Thomas se los imaginó sentados en el café, haciendo sus apuestas sobre si volvería o no a buscar a Valentina.

Fueron a la trattoria Fiorelli. Dentro del café, como un pequeño y solemne murciélago, estaba sentada Immacolata. Iba vestida de negro, desde el chal que le cubría la cabeza a los zapatos, y se abanicaba con un gran abanico negro bordado con flores.

Cuando vio a Thomas, dejó el abanico encima de la mesa y fue hacia él con las manos extendidas como una ciega pidiendo limosna.

– Sabía que Dios te reservaría para Valentina -dijo, y en sus ojillos brillaron las lágrimas-. Hoy es un día bendito. -Thomas dejó que la anciana le abofeteara afectuosamente, aunque cuando se apartó de ella, las mejillas empezaron a escocerle y a teñírsele de rosa-. Siéntate, Tommasino. Debes de estar cansado. Tómate una copa y cuéntamelo todo. Tres de mis cuatro hijos han regresado a casa. Dios decidió llevarse a mi Ernesto. Que su alma descanse en paz. Ahora has hecho que mi felicidad sea completa.

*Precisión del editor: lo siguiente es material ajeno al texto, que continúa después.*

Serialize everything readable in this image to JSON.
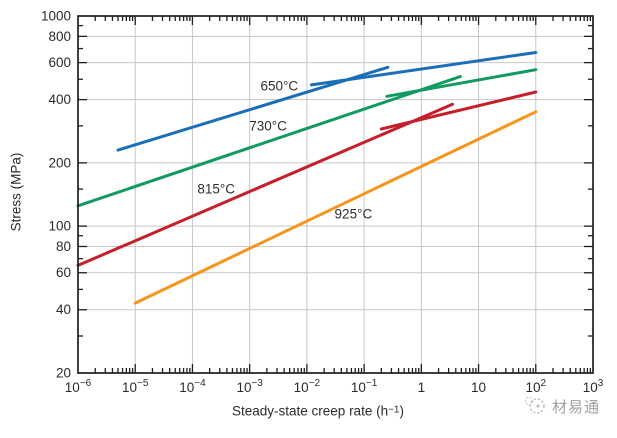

Thomas se sentó. Resultaba del todo imposible no obedecer a Immacolata. Era una mujer formidable, acostumbrada a ser obedecida. Además, no estaba en posición de desobedecer. La anciana era una mujer profundamente religiosa y él había dejado embarazada a su hija sin estar casados. Se estremeció al pensar en lo que Immacolata diría al respecto. Para su sorpresa, ella le había dispensado una cálida bienvenida. Aun así, con su primera pregunta desveló su verdadera intención.

– Y bien -empezó, viendo cómo el camarero servía dos copas de vino-, ¿has venido a casarte con mi hija?

Thomas pareció avergonzado.

– Pensaba pedirle su permiso formalmente -respondió.

La comprensión retorció el rostro de Immacolata.

– Cuando es la voluntad de Dios, no hay que pedirle permiso a nadie. -Habló con voz suave, la voz de una jovencita.

Thomas tomó a Valentina de la mano.

– Sabía que estábamos destinados a casarnos desde el momento en que la vi.

– Lo sé -dijo ella, asintiendo con gravedad-. Mi hija es muy hermosa y te ha dado una hija. Alba.

– ¿Alba? Un nombre precioso -dijo, negándose en ese momento a pensar en cuál podía ser la reacción de sus padres. Quizá podría ponerle Lavender de segundo nombre.

– Alba Immacolata -añadió Valentina. «O quizá no», pensó Thomas. Le alivió que Jack no estuviera allí para ser testigo de la conversación.